Publié Le : mer, Déc 20th, 2017

Retrait des avocats de l’ex-ministre jugé pour la mort de soldats de l’ONU en Côte d’Ivoire

Les avocats de la défense de l’ancien ministre ivoirien Hubert Oulaye, accusé de complicité d’assassinat dans le cadre de la mort de sept Casques bleus et huit civils en 2012, ont quitté l’audience mardi, au deuxième jour du procès, en guise de protestation contre «une violation manifeste des droits de la défense».

Me Toussaint Dako, l’un des avocats de la défense a qualifié devant des journalistes, d’«amateurisme», le fait de ne pas disposer de plusieurs pièces produites par le parquet devant la cour d’assises d’Abidjan, notamment des procès-verbaux d’audition de la DST (Direction de la surveillance du territoire), sur lesquelles est fondé le dossier de l’accusation.

Son client, Hubert Oulaye, 64 ans, ancien ministre de la Fonction publique sous le mandat de l’ex-président Laurent Gbagbo dans les années 2000, est accusé d’être l’instigateur d’une attaque en 2012, qui a couté la vie à Sept Casques bleus nigériens de l’Opération de l’ONU en Côte d’Ivoire (Onuci) et huit civils, non loin de Guiglo, une région de l’ouest de la Côte d’Ivoire, dont il est originaire et avait été le député.

Oulaye qui a déjà fait deux ans de détention préventive entre mai 2015 et juin 2017, aurait fourni, via des intermédiaires, deux millions de francs CFA (3.000 euros) pour acheter des armes à des hommes pour perpétrer des attaques, alors qu’il vivait en exil au Ghana.

A l’ouverture de l’audience mardi matin, il  a clamé son innocence dans une déclaration solennelle où il a critiqué point par point le dossier d’accusation, accusant la DST d’avoir fabriqué des preuves pour l’incriminer et la justice de le poursuivre pour des raisons « politiques ».

Oulaye avait été arrêté six mois après son retour d’exil, et selon ses avocats, il paie pour après avoir participé à une réunion de « frondeurs » du Front populaire ivoirien (FPI), le parti de Laurent Gbagbo.
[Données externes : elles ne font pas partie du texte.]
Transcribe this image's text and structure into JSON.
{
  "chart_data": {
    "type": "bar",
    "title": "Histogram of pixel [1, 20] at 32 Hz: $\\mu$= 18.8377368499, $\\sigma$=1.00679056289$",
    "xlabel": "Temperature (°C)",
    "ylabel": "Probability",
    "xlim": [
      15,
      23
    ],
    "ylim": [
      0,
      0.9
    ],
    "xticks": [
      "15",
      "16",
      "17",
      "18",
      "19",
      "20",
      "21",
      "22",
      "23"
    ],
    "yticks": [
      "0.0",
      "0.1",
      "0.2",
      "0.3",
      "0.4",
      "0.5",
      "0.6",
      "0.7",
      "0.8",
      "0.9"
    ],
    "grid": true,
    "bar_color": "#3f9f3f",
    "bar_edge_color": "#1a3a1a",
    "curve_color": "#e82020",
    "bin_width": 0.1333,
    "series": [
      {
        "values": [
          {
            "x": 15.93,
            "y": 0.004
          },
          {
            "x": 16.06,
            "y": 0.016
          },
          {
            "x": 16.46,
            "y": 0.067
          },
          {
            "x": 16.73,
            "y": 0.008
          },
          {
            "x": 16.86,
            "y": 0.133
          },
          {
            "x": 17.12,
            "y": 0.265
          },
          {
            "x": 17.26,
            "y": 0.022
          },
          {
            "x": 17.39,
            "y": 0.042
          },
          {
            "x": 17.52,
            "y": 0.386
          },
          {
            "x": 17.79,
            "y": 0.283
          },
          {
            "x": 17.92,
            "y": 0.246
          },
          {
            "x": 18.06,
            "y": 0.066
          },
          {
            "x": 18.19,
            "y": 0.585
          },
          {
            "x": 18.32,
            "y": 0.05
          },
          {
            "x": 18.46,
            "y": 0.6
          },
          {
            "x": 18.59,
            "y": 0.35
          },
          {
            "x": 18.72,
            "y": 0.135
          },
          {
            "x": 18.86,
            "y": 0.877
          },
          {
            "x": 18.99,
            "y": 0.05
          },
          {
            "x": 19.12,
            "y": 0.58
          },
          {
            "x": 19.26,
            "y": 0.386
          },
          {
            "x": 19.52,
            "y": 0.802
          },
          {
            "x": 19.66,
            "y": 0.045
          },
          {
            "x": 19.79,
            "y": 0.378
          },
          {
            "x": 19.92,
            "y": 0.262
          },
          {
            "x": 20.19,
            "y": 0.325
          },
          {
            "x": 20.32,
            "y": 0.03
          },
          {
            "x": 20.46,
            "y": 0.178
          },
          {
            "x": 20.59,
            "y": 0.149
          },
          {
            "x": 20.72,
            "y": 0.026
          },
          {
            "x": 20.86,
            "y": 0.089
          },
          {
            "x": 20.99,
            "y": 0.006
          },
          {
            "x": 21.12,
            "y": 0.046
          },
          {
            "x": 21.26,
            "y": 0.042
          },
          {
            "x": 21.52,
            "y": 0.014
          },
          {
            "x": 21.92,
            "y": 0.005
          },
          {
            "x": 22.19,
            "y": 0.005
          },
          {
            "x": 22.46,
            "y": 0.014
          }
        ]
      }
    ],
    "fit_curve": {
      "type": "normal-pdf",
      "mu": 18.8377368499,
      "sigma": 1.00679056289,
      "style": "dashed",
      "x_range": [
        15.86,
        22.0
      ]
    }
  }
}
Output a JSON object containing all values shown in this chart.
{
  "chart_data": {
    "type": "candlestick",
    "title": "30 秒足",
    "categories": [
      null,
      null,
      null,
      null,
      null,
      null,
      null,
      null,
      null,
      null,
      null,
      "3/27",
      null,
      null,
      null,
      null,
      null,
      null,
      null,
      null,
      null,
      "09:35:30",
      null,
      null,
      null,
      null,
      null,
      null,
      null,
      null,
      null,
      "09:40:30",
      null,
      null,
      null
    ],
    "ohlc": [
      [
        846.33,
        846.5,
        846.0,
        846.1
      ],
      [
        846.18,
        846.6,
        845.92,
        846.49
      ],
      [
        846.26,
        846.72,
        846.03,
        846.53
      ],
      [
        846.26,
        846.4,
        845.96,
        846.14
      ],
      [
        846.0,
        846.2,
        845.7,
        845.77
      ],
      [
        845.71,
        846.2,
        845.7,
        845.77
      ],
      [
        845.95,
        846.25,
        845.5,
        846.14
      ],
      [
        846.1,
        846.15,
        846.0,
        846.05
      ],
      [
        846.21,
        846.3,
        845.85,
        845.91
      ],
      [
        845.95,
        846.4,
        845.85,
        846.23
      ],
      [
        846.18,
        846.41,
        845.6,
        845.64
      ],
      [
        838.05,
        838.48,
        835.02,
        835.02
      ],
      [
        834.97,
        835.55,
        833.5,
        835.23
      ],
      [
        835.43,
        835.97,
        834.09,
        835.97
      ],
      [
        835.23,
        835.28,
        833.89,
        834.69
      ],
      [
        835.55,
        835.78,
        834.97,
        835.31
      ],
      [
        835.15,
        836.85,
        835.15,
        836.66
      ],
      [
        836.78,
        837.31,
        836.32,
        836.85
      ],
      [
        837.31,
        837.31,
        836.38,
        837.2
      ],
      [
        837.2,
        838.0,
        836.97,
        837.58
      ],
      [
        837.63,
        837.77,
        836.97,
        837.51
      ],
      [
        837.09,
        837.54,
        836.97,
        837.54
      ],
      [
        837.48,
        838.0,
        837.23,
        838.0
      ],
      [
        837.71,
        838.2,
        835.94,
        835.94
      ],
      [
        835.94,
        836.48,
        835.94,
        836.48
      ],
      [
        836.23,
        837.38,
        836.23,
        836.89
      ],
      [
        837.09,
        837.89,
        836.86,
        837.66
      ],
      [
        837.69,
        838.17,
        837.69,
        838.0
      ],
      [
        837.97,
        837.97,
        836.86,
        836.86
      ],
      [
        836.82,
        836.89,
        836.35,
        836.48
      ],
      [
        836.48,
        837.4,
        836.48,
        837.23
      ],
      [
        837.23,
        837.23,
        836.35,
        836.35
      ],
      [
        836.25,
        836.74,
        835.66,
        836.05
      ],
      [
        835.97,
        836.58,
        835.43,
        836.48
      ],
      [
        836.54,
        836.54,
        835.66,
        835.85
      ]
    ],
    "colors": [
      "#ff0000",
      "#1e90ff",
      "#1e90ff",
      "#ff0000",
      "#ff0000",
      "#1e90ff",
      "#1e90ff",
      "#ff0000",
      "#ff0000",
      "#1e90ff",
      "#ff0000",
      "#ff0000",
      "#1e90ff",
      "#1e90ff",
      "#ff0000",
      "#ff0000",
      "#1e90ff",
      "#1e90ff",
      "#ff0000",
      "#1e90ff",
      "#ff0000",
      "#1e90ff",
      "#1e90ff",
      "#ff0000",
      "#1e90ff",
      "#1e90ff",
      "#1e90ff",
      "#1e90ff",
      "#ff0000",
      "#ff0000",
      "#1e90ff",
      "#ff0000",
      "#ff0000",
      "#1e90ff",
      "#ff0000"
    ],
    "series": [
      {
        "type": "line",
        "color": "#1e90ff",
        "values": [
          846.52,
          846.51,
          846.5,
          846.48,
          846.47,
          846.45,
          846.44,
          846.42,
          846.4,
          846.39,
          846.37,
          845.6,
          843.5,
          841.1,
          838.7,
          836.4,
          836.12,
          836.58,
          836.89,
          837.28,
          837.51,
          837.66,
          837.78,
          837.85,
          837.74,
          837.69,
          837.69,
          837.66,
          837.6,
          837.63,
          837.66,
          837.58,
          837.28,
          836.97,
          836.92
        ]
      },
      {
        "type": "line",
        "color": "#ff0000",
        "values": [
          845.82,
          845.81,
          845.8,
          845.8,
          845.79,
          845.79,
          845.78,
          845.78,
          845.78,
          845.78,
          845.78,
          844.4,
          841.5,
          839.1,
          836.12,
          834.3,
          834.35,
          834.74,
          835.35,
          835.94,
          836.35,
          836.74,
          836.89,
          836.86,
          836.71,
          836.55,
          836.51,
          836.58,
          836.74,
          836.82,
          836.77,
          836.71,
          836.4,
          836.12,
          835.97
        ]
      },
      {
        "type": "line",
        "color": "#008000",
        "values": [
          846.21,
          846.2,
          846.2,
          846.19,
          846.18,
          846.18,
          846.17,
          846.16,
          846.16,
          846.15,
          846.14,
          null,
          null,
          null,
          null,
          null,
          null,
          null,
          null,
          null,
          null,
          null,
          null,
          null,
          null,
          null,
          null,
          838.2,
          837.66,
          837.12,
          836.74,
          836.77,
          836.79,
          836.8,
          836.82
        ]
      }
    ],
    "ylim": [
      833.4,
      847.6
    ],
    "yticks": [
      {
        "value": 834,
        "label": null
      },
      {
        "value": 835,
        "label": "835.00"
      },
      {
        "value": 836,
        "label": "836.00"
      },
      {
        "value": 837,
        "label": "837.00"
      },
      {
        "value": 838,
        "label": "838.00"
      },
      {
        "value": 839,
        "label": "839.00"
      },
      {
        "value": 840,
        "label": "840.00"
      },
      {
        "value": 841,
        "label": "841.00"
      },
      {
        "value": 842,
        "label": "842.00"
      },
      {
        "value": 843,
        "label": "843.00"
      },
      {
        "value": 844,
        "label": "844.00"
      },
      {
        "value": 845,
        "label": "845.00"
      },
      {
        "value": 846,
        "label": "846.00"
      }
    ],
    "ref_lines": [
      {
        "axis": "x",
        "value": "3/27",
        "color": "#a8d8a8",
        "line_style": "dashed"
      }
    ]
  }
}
Le procureur général du tribunal d’Abidjan, Léonard Lebry, a toute fois récusé cette thèse, affirmant que les pièces contestées figuraient bien au dossier.

Le procès Oulaye doit reprendre jeudi, en attendant ceux de trois autres personnalités du régime Gbagbo qui doivent se tenir de décembre à janvier.

L’ancien ministre de la Défense Lida Kouassi, le commandant de gendarmerie Jean-Noël Abéhi, et Simon Ehivet, un frère de Simone Gbagbo (épouse de l’ex-président Gbagbo), doivent être jugés pour complot contre l’autorité de l’Etat.